“People are using due diligence to make sure that the Traditional Owners aren’t asked whether that particular part of Country is important. It just sounds dodgy doesn’t it? Why not even ask?”
RAPs have reported harm to Aboriginal Cultural Heritage caused by activities undertaken without a CHMP first being conducted, as a result of advice given from a due diligence assessment.
Due diligence assessments are advisory assessments undertaken by HAs. These assessments quantify the risk about a defined situation or recognisable hazard in relation to Cultural Heritage and are not regulated under the Act. Due diligence assessments are intended to establish a Sponsor’s legislative requirements for a proposed activity, such as whether a CHMP is required for that activity. However, they are usually made without consulting the relevant RAP. This means that RAPs can often be completely unaware that an assessment has been undertaken for a proposed activity.
Additionally, HAs are not required to consult with RAPs in the preparation of a PAHT, which is a formalised mechanism for determining whether a proposed activity requires the preparation of a CHMP.
That the Act be amended to require that all building and construction related planning applications include RAP or Traditional Owner consultation. This would require Heritage Advisors seek participation and input from RAPs in the preparation of a PAHT, as with a CHMP.
Additionally, the Act would also be amended to require a PAHT to be undertaken if a planning application does not trigger a CHMP.
This would not only offer RAPs an opportunity to provide input and guidance as to the whether an activity requires a CHMP but would also offer an opportunity for RAPs to draft conditions for inclusion within the PAHT. These conditions could include provisions for RAPs to undertake compliance inspections they may deem necessary during the proposed activity.
If a mandatory CHMP is required and a Sponsor is seeking to undertake a due diligence assessment, provisions within the Act should be amended to ensure this due diligence assessment is undertaken as a PAHT, and includes RAP/Traditional Owner consultation and/or participation.
The current due diligence mechanism accepted by approving bodies, disempowers RAP’s and Traditional Owners and is insufficient in adequately assessing the potential impact of a proposed activity on Cultural Heritage.
Section 49B of the Act also provides for PAHTs, which are a formalised mechanism for determining whether a proposed activity requires the preparation of a CHMP. Currently, Heritage Advisors are not required to consult with RAPs in the preparation of a PAHT.
The definition of SGD also impacts on this proposal. Some Sponsors have abused the provisions within the Regulations that state an area that has been subject to SGD is not an area of Cultural Heritage sensitivity and therefore not subject to a mandatory CHMP. This has been done through their employment of an HA to then undertake a due diligence assessment to defi ne this disturbance, which, as described previously, needs only to demonstrate disturbance to ‘the topsoil or surface rock layer of the ground’ in order to avoid undertaking a mandatory CHMP.
Additionally, these amendments would be extremely effective in mitigating the risk posed by construction activities to highly sensitive Cultural Heritage such as Ancestral Remains and intact Traditional burials.

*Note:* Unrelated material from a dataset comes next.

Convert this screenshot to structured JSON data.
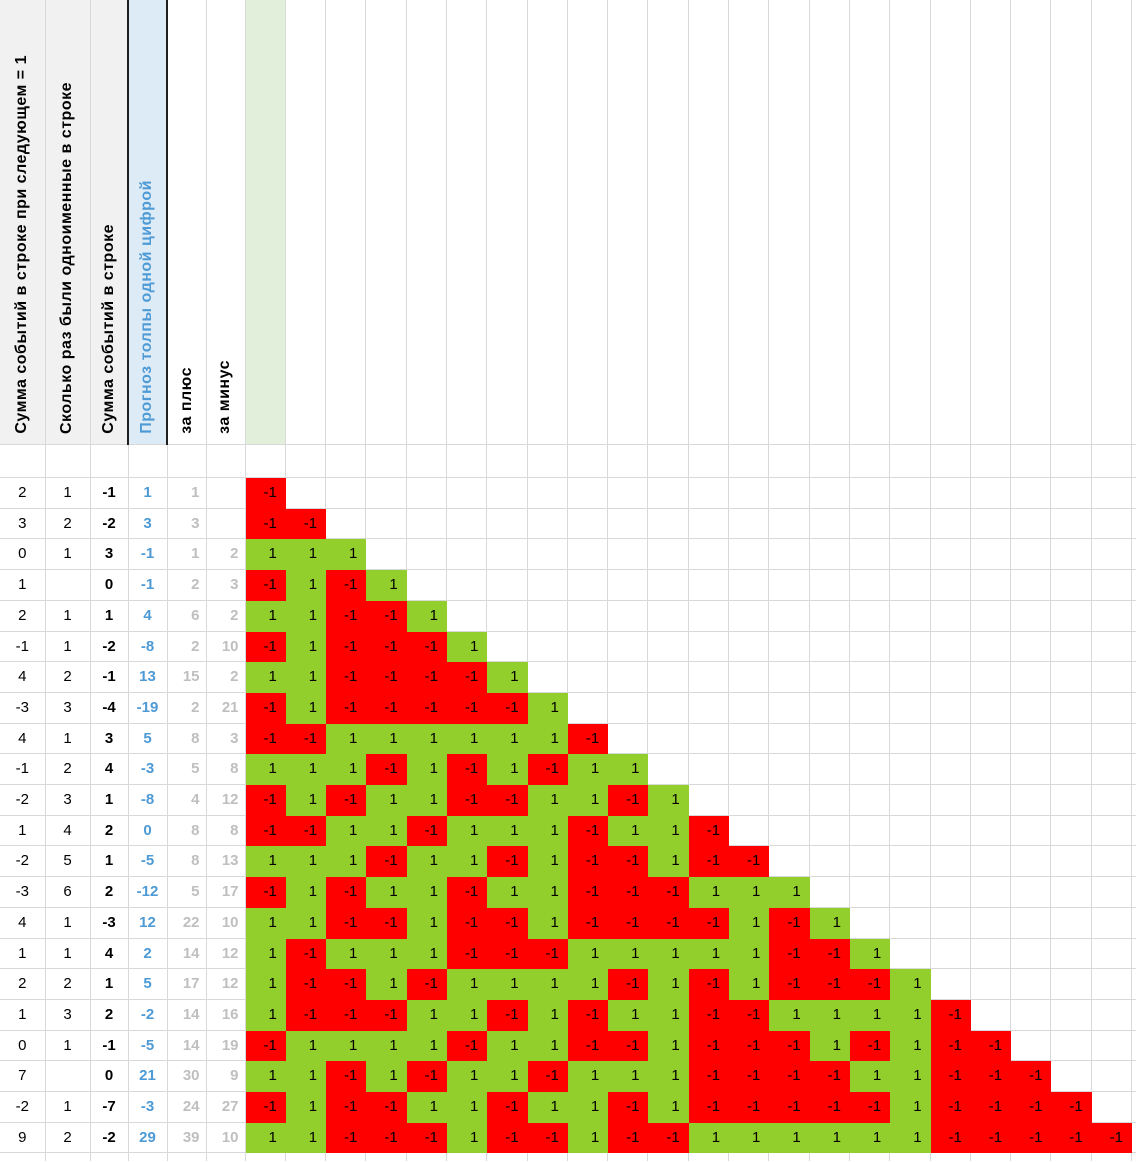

Currently it is possible to undertake an activity that disturbs large volumes of previously undisturbed soil, in a locality known to have a high probability of Traditional burials, without a CHMP first being undertaken. This can be undertaken without the notification or involvement of the RAP or Traditional Owners because the activity itself is not considered a high-impact activity within the Regulations. If a proponent was required to undertake a PAHT before a planning permit is granted, measures could be put in place to mitigate this risk to Cultural Heritage.
These amendments would ensure that the Act provides a comprehensive system of Cultural Heritage protection throughout all the stages of any proposed activity.
Submission to the response to the proposal
The Wadawurrung Traditional Owners Aboriginal Corporation is the Registered Aboriginal Party for Wadawurrung country. With the statutory authority for the management of Aboriginal heritage values and culture, under the Victorian Aboriginal Heritage Act, 2006. Wadawurrung People are determined to see their unique cultural heritage protected and respected. Wadawurrung aims to restore Traditional knowledge and authority over the management of Wadawurrung Country for the betterment of those living on, prospering from and/or simply enjoying its land, waterways and coastal areas.
Community support for the proposal
This proposal received mostly supported or were not concerned with the proposal. However, one submission from the Heritage – Business sector explicitly did not support this amendment:
‘A due diligence tool remains an acceptable management tool for LGAs to make decisions on matters of Cultural Heritage.’
This issue should be considered in relation to Article 32:
“States shall consult and cooperate in good faith with the indigenous peoples concerned through their own representative institutions in order to obtain their free and informed consent prior to the approval of any project affecting their lands or territories and other resources, particularly in connection with the development, utilisation or exploitation of mineral, water or other resources.”
|Best practice standards in Indigenous cultural heritage management and legislation||
This recommendation should be considered in relation to Best Practice Standard 6 – Process:
“The role of ICH in the process of consideration of development proposals in a jurisdiction is important. So, to is the process of consideration of the management of ICH in the context of a specific proposal.”